After all, as I believe I’ve pointed out, this is a bill which is supposedly not only about recognizing out-of state SSM, but about giving advance assurances about religious freedom. This bill is sold as proactively avoiding future religious-freedom conflicts.
What is society’s benefit from protecting bigots that would like to withhold food, shelter, and medical treatment from people based on who their god(s) commands them to abuse? And if it’s only right to exempt religious people running private businesses from public accommodation laws if their victim is LGBT, then why wouldn’t we also want exempt religious people who wish to discriminate based on race, national origin, or even other religions? Why just narrowly target one’s LGBT neighbors for abuse by a narrow group of people? Let’s let the growing number of non-religious Americans deny cakes to gun-toting Christians!
I hear your pain, but you’re letting your personal anguish get in the way of clear thinking.
The bill doesn’t refer to “food, shelter and medical treatment.” It refers to “services, accommodations, advantages, facilities, goods, or privileges for the solemnization or celebration of a marriage.” So even if the bill applied to businesses and not just religious nonprofits, then it wouldn't deny anyone food/shelter/medical treatment.

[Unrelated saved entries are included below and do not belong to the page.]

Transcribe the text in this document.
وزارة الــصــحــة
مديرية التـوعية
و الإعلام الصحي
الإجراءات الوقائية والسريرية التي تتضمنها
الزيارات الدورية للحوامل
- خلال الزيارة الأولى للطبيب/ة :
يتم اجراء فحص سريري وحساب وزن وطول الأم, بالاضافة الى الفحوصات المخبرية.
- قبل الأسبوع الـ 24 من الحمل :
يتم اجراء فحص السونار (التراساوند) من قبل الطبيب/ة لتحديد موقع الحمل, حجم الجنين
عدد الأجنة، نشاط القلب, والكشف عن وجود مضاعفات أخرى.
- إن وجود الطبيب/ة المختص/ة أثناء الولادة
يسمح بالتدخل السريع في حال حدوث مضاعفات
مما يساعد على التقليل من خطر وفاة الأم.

(I have even heard it rumored that there are religious people dedicated to providing health care to others, and that this has included help to AIDS patients.)
And as I’ve pointed out before, the bill admits that opponents of SSM, unlike opponents of interracial marriage, can be “reasonable and sincere people [with]…decent and honorable…premises.”
I would amend the bill to accommodate these “decent and honorable” people even if they happen to run businesses. Others, I suppose, would want to amend the bill to remove the favorable references to SSM opponents and instead call them the 2nd incarnation of Adolf Hitler
Should the government buy them all ponies, too, just to prove it really likes them?
Leaving them alone is like buying them ponies? What a clown-world response.
The bill should simply live up to its own hype of protecting the religious freedom of these concededly “decent and honorable” people.